Practitioner Knowledge Base

Observability Strategies for Production Systems

Logging, metrics, and tracing that actually help when things break. Building observability into debt-collections or fintech systems from day one.

Writing observability monitoring operations

Observability vs Monitoring

Monitoring tells you something is broken. Observability tells you why.

Monitoring: “Payment success rate dropped to 85%” Observability: “Payments to Processor X are timing out after 10 seconds, started at 14:23 UTC, affects users in the EU region”

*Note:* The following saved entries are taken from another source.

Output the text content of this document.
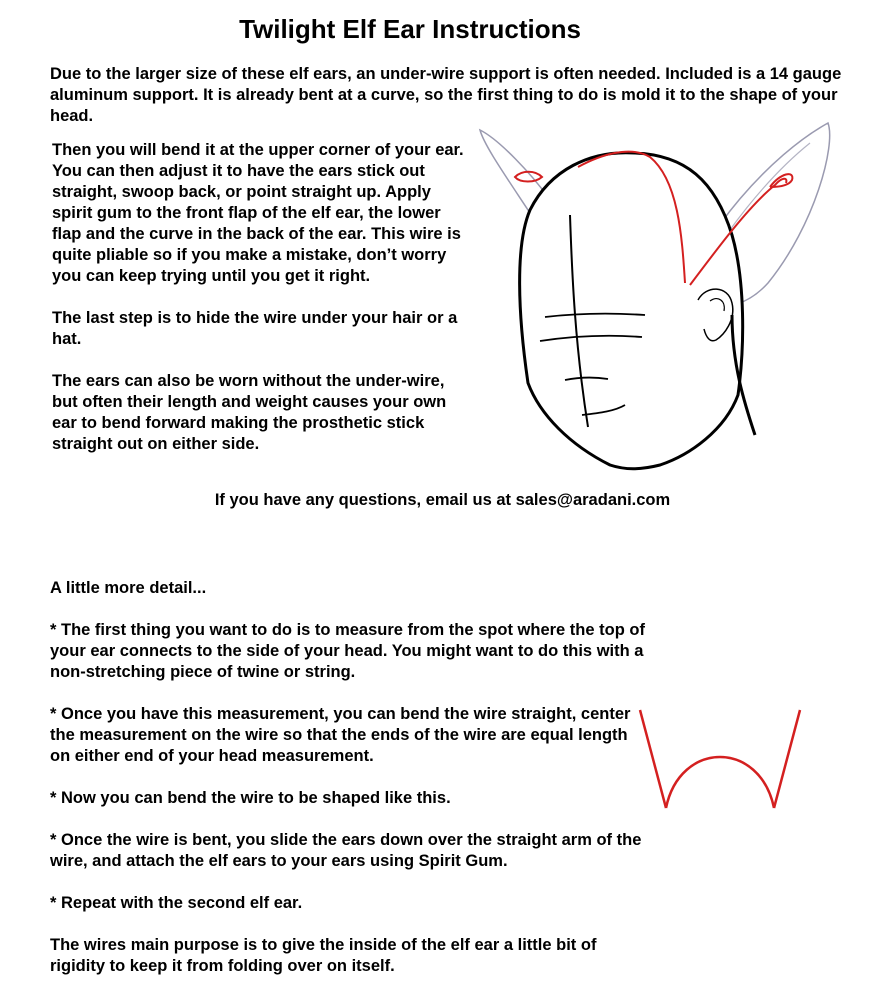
Twilight Elf Ear Instructions

Due to the larger size of these elf ears, an under-wire support is often needed. Included is a 14 gauge aluminum support. It is already bent at a curve, so the first thing to do is mold it to the shape of your head.

Then you will bend it at the upper corner of your ear. You can then adjust it to have the ears stick out straight, swoop back, or point straight up. Apply spirit gum to the front flap of the elf ear, the lower flap and the curve in the back of the ear. This wire is quite pliable so if you make a mistake, don’t worry you can keep trying until you get it right.

The last step is to hide the wire under your hair or a hat.

The ears can also be worn without the under-wire, but often their length and weight causes your own ear to bend forward making the prosthetic stick straight out on either side.

If you have any questions, email us at sales@aradani.com

A little more detail...

* The first thing you want to do is to measure from the spot where the top of your ear connects to the side of your head. You might want to do this with a non-stretching piece of twine or string.

* Once you have this measurement, you can bend the wire straight, center the measurement on the wire so that the ends of the wire are equal length on either end of your head measurement.

* Now you can bend the wire to be shaped like this.

* Once the wire is bent, you slide the ears down over the straight arm of the wire, and attach the elf ears to your ears using Spirit Gum.

* Repeat with the second elf ear.

The wires main purpose is to give the inside of the elf ear a little bit of rigidity to keep it from folding over on itself.
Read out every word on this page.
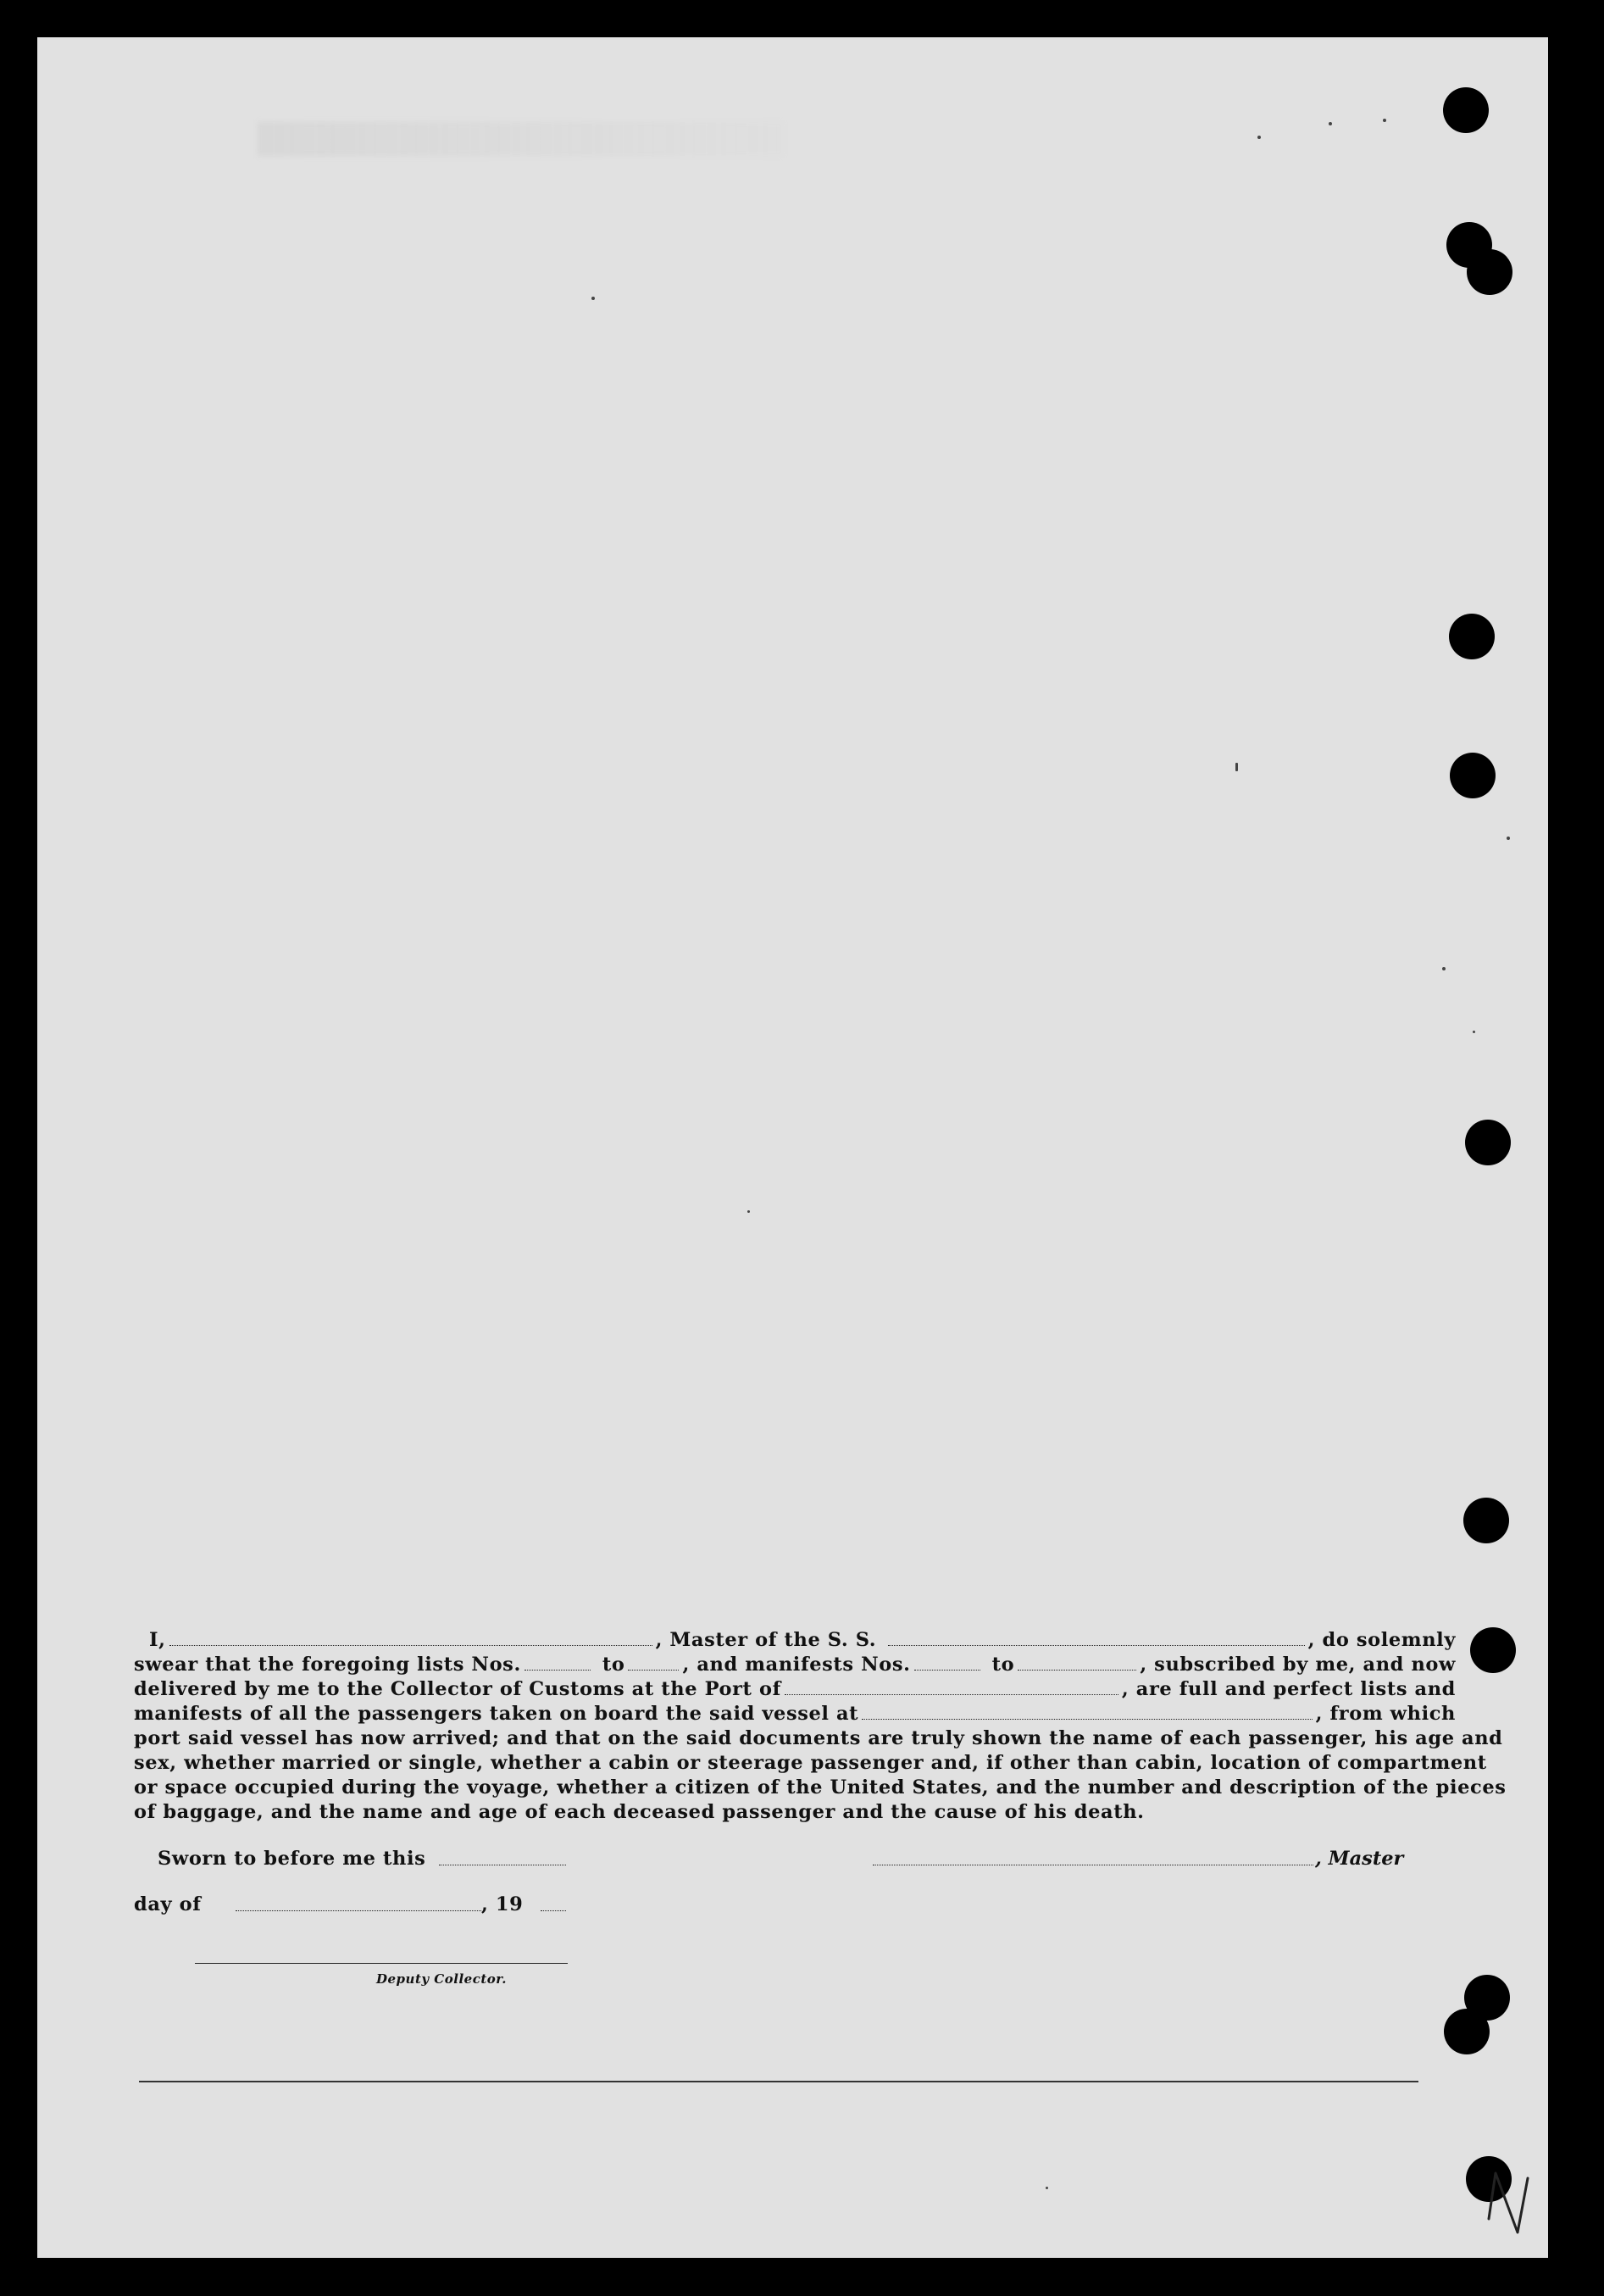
I,	, Master of the S. S.	, do solemnly
swear that the foregoing lists Nos.	to	, and manifests Nos.	to	, subscribed by me, and now
delivered by me to the Collector of Customs at the Port of	, are full and perfect lists and
manifests of all the passengers taken on board the said vessel at	, from which
port said vessel has now arrived; and that on the said documents are truly shown the name of each passenger, his age and
sex, whether married or single, whether a cabin or steerage passenger and, if other than cabin, location of compartment
or space occupied during the voyage, whether a citizen of the United States, and the number and description of the pieces
of baggage, and the name and age of each deceased passenger and the cause of his death.
Sworn to before me this	, Master
day of	, 19
Deputy Collector.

The difference is context. Observability gives you the data you need to debug production without deploying new code.

The Three Pillars

Logs: What happened, in narrative form. “Payment X attempted, processor returned 503, retrying”

Metrics: Counters and gauges. Payment attempts, success rate, latency p95.

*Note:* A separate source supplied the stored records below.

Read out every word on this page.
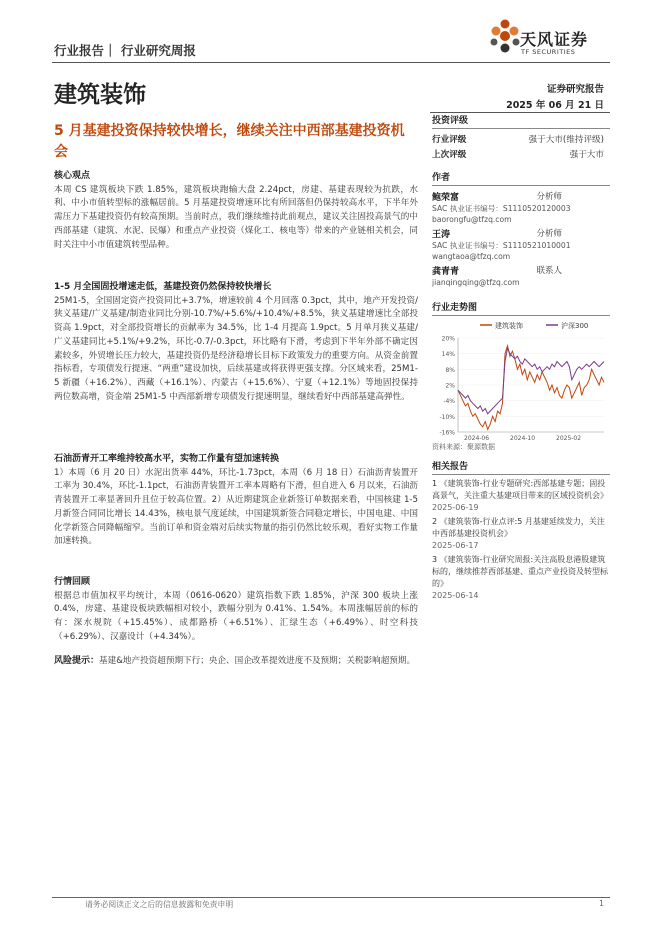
行业报告｜ 行业研究周报
天风证券
TF SECURITIES
建筑装饰	证券研究报告
2025 年 06 月 21 日
5 月基建投资保持较快增长，继续关注中西部基建投资机会
核心观点
本周 CS 建筑板块下跌 1.85%，建筑板块跑输大盘 2.24pct，房建、基建表现较为抗跌，水利、中小市值转型标的涨幅居前。5 月基建投资增速环比有所回落但仍保持较高水平，下半年外需压力下基建投资仍有较高预期。当前时点，我们继续维持此前观点，建议关注固投高景气的中西部基建（建筑、水泥、民爆）和重点产业投资（煤化工、核电等）带来的产业链相关机会，同时关注中小市值建筑转型品种。
1-5 月全国固投增速走低，基建投资仍然保持较快增长
25M1-5，全国固定资产投资同比+3.7%，增速较前 4 个月回落 0.3pct，其中，地产开发投资/狭义基建/广义基建/制造业同比分别-10.7%/+5.6%/+10.4%/+8.5%，狭义基建增速比全部投资高 1.9pct，对全部投资增长的贡献率为 34.5%，比 1-4 月提高 1.9pct。5 月单月狭义基建/广义基建同比+5.1%/+9.2%，环比-0.7/-0.3pct，环比略有下滑，考虑到下半年外部不确定因素较多，外贸增长压力较大，基建投资仍是经济稳增长目标下政策发力的重要方向。从资金前置指标看，专项债发行提速、“两重”建设加快，后续基建或将获得更强支撑。分区域来看，25M1-5 新疆（+16.2%）、西藏（+16.1%）、内蒙古（+15.6%）、宁夏（+12.1%）等地固投保持两位数高增，资金端 25M1-5 中西部新增专项债发行提速明显，继续看好中西部基建高弹性。
石油沥青开工率维持较高水平，实物工作量有望加速转换
1）本周（6 月 20 日）水泥出货率 44%，环比-1.73pct，本周（6 月 18 日）石油沥青装置开工率为 30.4%，环比-1.1pct，石油沥青装置开工率本周略有下滑，但自进入 6 月以来，石油沥青装置开工率显著回升且位于较高位置。2）从近期建筑企业新签订单数据来看，中国核建 1-5 月新签合同同比增长 14.43%，核电景气度延续，中国建筑新签合同稳定增长，中国电建、中国化学新签合同降幅缩窄。当前订单和资金端对后续实物量的指引仍然比较乐观，看好实物工作量加速转换。
行情回顾
根据总市值加权平均统计，本周（0616-0620）建筑指数下跌 1.85%，沪深 300 板块上涨 0.4%，房建、基建设板块跌幅相对较小，跌幅分别为 0.41%、1.54%。本周涨幅居前的标的有：深水规院（+15.45%）、成都路桥（+6.51%）、汇绿生态（+6.49%）、时空科技（+6.29%）、汉嘉设计（+4.34%）。
风险提示：基建&地产投资超预期下行；央企、国企改革提效进度不及预期；关税影响超预期。
投资评级
行业评级	强于大市(维持评级)
上次评级	强于大市
作者
鲍荣富	分析师
SAC 执业证书编号：S1110520120003
baorongfu@tfzq.com
王涛	分析师
SAC 执业证书编号：S1110521010001
wangtaoa@tfzq.com
龚青青	联系人
jianqingqing@tfzq.com
行业走势图
建筑装饰	沪深300
20%
14%
8%
2%
-4%
-10%
-16%
2024-06	2024-10	2025-02
资料来源：聚源数据
相关报告
1 《建筑装饰-行业专题研究:西部基建专题；固投高景气，关注重大基建项目带来的区域投资机会》 2025-06-19
2 《建筑装饰-行业点评:5 月基建延续发力，关注中西部基建投资机会》
2025-06-17
3 《建筑装饰-行业研究周报:关注高股息港股建筑标的，继续推荐西部基建、重点产业投资及转型标的》
2025-06-14
请务必阅读正文之后的信息披露和免责申明	1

Traces: Request flow across services. This payment request hit these 7 services in this order with these latencies.

You need all three. Metrics alert you. Logs explain. Traces connect the dots.

Structured Logging That Doesn’t Suck

JSON logs are searchable. Text logs are readable. Do both:

logger.info({
  msg: "Payment processed successfully",
  payment_id: "pay_123",
  loan_id: "loan_456",
  amount: 100.00,
  pursuable: 40.00,
  source: "host"
})

Log as JSON but format it nicely in development. Parse it in production.

What to Log

Log business events, not debug info. These logs are for 3am debugging, not development.

Do log:

  • Every state transition (file received, bulkloader processed succeeded)
  • Every external API call with latency
  • Every error with full context
  • Every host account status

Don’t log:

  • Verbose debug output
  • Sensitive PII (redact it) - better not logged
  • Info that’s better suited for metrics

Metrics That Matter

RED metrics for every service:

  • Rate: Requests per second
  • Errors: Error rate
  • Duration: Latency (p50, p95, p99)

USE metrics for resources:

  • Utilization: CPU, memory, disk
  • Saturation: Queue depth, connection pool
  • Errors: Failed connections, timeouts

For debt-collection (or broader finTech), add business metrics:

  • Payment success rate by processor
  • DCA returns velocity
  • Collections contact rate

Distributed Tracing

When a request touches 5 services, you need traces to connect the logs. This can also be if a workflow process event call multiple workflows. Use correlation IDs (or similar):

const requestId = generateId();
logger.info({ event_id: eventId, event: "Agency Placement Returned" });
// Pass eventId or request to downstream services (or called workflows etc.)

Now you can query logs and see the entire flow.

Better: Use a tracing tool. Automatically captures service dependencies and latencies.

Alerting Rules

Alert on symptoms, not causes. You may not want to alert on “disk is 80% full”. But preferable to alert on “API latency > 1 second”.

For each alert, answer:

  • Does this need immediate action?
  • Can we auto-remediate?
  • Who needs to know?

If the answer to #1 is no, it’s not an alert, it’s a metric to review later.

The Support or On-Call Dashboard

When you’re on-call at 2am, you need answers fast. Build a dashboard that shows:

  • Current error rates across all services
  • Recent deployments
  • Active circuit breakers
  • Queue depths
  • Database connection pools

Keep it simple. Too much data is worse than too little. You want anomalies to jump out.

Testing Observability

Before you go on-call, test your instrumentation:

  • Can you find all logs for a specific payment or transaction?
  • Can you trace a request (or event) across services?

If you can’t answer these in staging, you won’t be able to in production.